If you're against the TPP:
Johnson doesn't really know the specifics of the trade deal, but he supports it nonetheless. "My understanding is that it is more free trade than not. Is it a perfect document? Based upon what I understand it is not, but I could not tell you what the specifics are for why that's not the case other than that it's better than nothing given the current state of trade. So I would be in support of TPP." (All three of his rivals – Clinton, Trump and Jill Stein – are against the deal.)
If.you're against the Keystone XL pipeline:
Speaking of details, when Johnson last publicly discussed the Keystone XL, in 2012, he also didn't have a firm grasp on those pertaining to the pipeline – a project later spiked by the Obama administration, and which Trump has vowed to revive. Nevertheless, he said he would support it. "I completely support the Keystone Pipeline if it's not an issue of the government implementing eminent domain to procure right of ways… I really don't understand where the regulatory hurdles are... I would certainly remove the regulatory hurdles," he said.
If you support paid medical and family leave:
"I would be opposed to that," Johnson told ProCon.org earlier this year.
If you think we should have virtually any reasonable restrictions on the purchase and ownership of guns:
"I don't believe there should be any restrictions when it comes to firearms. None," he said to Slate in 2011. When asked by the site iSideWith.com this spring, "Should there be more restrictions on the current process of purchasing a gun?" Johnson said, "No, only for criminals and the mentally ill." In aJune interview with CNN, he elaborated on his thoughts about keeping guns out of the hands of individuals with mental illnesses, proposing a hotline as a possible solution, above policy changes. "We're not looking to roll back anything, but with regard to keeping guns out of the hands of the mentally ill, with regard to keeping guns out of the hands of potential terrorists, Bill [Weld] talked about establishing a 1,000-person task force to potentially address that – look, a hotline? We should be open to these discussions," he said.

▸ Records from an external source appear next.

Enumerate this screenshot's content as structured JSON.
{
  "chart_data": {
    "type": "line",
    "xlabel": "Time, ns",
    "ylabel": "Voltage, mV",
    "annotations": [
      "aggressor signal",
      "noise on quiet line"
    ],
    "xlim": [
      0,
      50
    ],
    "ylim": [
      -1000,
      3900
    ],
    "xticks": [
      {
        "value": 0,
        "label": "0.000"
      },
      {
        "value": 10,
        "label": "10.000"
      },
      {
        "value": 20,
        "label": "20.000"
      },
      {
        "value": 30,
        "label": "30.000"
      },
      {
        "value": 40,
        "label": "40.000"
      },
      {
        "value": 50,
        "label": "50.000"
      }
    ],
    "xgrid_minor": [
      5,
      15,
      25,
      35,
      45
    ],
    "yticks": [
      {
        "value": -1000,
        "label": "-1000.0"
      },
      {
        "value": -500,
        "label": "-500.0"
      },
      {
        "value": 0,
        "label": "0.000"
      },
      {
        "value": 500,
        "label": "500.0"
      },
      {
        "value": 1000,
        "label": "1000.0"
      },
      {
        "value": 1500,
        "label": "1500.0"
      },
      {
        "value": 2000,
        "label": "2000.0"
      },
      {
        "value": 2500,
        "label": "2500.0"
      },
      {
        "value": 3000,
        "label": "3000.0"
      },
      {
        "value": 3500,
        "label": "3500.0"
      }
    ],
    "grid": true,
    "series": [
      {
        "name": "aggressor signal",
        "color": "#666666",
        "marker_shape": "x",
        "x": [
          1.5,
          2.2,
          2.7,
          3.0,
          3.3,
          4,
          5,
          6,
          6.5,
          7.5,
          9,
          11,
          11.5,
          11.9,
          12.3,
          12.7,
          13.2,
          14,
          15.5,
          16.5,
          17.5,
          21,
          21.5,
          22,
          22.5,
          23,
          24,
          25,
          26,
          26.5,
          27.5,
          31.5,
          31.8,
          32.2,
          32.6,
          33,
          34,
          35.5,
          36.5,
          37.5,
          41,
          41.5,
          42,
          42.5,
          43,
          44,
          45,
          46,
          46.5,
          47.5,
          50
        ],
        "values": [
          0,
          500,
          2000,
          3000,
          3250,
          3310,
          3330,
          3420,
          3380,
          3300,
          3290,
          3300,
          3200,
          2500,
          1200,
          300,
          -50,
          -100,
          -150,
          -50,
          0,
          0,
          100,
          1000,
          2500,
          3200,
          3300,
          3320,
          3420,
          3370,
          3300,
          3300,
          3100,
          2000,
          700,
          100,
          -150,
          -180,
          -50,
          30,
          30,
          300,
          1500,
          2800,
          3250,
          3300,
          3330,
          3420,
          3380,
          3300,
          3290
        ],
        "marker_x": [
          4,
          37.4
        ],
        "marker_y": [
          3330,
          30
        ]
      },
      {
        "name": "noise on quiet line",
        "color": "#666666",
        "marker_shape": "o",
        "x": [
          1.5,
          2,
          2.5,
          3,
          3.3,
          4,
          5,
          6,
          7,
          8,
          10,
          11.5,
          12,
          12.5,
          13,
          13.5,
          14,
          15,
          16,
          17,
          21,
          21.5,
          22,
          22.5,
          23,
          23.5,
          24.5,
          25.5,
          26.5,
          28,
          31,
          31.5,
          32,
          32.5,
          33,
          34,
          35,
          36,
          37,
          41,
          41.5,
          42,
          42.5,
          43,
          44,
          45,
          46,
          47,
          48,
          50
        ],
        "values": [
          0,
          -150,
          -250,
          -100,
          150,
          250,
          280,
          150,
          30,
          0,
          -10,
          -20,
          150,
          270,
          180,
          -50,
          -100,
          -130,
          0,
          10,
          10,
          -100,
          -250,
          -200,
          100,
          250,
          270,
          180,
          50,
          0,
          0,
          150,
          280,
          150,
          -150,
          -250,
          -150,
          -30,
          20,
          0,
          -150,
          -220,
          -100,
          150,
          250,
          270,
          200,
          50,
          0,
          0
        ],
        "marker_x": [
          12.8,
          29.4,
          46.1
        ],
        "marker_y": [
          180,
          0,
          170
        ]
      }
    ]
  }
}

If you think the Affordable Care Act serves an important purpose, and you'd like to see it preserved:
In 2011, Johnson swore he would repeal Obamacare. "I would do everything I could to repeal President Obama's health care plan. I think that very simply we can't afford it," Johnson said. "The long-term solution to health care is a free market approach to health care. And by the way, health care in this country is about as far removed from free market as it possibly could be."
Most of all, YOU SHOULDN"T VOTE FOR GARY JOHNSON, because he is a F- - -KING IDIOT!!!
Here's Bernie's Weigh In.
Today, even Bill Weld has jumped off the leaky Johnson rowboat. He says he is "not sure anybody is more qualified than Hillary Clinton to be president of the United States." Then he said, he "gives up" but he will do anything to "stop a Trump Presidency." If that isn't jumping off the rowboat, do I have a boat to sell you.